Wemmick was at his desk, lunching – and crunching – on a dry hard biscuit; pieces of which he threw from time to time into his mouth, as if he were posting them.

“Always seems to me,” said Wemmick, “as if he had set a man-trap and was watching it. Suddenly – click – you’re caught!”

I said I supposed he was very skilful?

“Deep,” said Wemmick, “as Australia. If there was anything deeper,” added Wemmick, bringing his pen to paper, “he’d be it.”

Then I asked if there were many clerks? to which he replied —

“We don’t run much into clerks, [120] because there’s only one Jaggers. There are only four of us. Would you like to see them? You are one of us, as I may say.”

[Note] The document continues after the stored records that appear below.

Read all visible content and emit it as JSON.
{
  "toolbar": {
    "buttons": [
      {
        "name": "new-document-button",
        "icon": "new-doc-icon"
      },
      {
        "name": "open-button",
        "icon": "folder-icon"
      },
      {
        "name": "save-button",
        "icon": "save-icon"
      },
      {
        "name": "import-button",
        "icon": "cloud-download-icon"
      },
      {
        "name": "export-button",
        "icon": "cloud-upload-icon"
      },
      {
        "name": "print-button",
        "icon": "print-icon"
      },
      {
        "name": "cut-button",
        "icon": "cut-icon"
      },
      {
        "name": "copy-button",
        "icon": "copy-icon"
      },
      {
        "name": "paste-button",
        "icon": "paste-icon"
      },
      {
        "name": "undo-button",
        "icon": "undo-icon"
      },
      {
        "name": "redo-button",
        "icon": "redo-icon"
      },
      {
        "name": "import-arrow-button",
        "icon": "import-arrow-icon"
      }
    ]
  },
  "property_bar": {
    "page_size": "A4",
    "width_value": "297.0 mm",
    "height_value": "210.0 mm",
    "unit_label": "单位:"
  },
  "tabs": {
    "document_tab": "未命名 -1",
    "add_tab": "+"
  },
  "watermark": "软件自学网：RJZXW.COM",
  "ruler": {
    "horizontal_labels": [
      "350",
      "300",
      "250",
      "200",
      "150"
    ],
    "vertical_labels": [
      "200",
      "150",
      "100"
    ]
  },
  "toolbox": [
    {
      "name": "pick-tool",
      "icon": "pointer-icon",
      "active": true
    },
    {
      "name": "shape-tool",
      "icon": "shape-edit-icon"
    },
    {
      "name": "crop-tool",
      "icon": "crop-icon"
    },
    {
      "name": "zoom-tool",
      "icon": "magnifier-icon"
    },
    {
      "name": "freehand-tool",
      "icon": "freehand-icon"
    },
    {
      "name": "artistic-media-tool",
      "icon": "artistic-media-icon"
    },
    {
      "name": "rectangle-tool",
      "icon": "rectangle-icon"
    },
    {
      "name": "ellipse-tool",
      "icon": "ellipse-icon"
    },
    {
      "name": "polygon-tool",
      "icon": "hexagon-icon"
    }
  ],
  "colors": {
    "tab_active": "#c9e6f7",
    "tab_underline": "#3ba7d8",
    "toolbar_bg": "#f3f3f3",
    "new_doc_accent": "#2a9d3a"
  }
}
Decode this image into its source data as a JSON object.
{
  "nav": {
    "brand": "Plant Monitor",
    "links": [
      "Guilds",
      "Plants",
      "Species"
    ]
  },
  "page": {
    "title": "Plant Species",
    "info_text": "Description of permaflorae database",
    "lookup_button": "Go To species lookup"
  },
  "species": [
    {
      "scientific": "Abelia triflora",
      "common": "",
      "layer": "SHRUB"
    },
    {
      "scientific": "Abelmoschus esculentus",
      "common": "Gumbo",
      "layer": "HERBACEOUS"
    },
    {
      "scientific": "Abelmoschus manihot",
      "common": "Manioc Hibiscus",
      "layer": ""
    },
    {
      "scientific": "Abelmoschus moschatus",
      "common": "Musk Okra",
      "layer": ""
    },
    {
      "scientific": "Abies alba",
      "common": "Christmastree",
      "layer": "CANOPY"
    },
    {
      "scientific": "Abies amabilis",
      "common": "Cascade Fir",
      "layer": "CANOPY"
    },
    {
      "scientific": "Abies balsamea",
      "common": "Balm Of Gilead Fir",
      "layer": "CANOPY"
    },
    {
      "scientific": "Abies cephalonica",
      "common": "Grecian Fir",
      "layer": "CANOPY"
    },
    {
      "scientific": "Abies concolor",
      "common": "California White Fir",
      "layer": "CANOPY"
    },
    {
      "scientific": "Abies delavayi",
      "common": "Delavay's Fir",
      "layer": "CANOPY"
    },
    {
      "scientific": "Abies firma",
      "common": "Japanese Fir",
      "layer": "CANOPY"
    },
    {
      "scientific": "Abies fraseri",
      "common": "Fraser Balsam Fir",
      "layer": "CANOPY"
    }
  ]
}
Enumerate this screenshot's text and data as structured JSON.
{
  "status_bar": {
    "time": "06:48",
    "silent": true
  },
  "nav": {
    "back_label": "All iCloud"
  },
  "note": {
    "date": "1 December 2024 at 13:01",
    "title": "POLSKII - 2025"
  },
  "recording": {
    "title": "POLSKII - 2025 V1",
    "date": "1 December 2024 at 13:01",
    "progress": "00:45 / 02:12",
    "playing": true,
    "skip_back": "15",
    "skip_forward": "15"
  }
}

I accepted the offer. When Mr. Wemmick had paid me my money from a cash-box in a safe, the key of which safe he kept somewhere down his back, we went up stairs. The house was dark and shabby. In the front first floor, a clerk who looked something between a publican and a rat-catcher [121] – a large pale, puffed, swollen man – was attentively engaged with three or four people of shabby appearance. In the room over that, a little flabby terrier of a clerk with dangling hair was similarly engaged with a man with weak eyes. In a back room, a high-shouldered man, [122] who was dressed in old black clothes, was stooping over his work of making fair copies of the notes of the other two gentlemen, for Mr. Jaggers’s own use.

This was all the establishment. When we went down stairs again, Wemmick led me into my guardian’s room, and said, “This you’ve seen already.”

Then he went on to say, in a friendly manner:

“If at any odd time when you have nothing better to do, you wouldn’t mind coming over to see me at Walworth, [123] I could offer you a bed, and I should consider it an honor. I have not much to show you; but such two or three curiosities as I have got you might like to look over; and I am fond of [124] a bit of garden and a summer-house.”

I said I should be delighted to accept his invitation.

“Thank you,” said he. “Have you dined with Mr. Jaggers yet?”

“Not yet.”

“Well,” said Wemmick, “he’ll give you wine, and good wine. I’ll give you punch, and not bad punch. And now I’ll tell you something. When you go to dine with Mr. Jaggers, look at his housekeeper.”

“Shall I see something very uncommon?”

“Well,” said Wemmick, “you’ll see a wild beast tamed.”

I told him I would do so, with all the interest and curiosity that his preparation awakened.

Chapter 25

When I had been in Mr. Pocket’s family a month or two, Mr. and Mrs. Camilla [125] turned up. Camilla was Mr. Pocket’s sister. Georgiana, whom I had seen at Miss Havisham’s on the same occasion, also turned up. She was a cousin – an indigestive single woman. These people hated me with the hatred of disappointment. Towards Mr. Pocket they showed the complacent forbearance.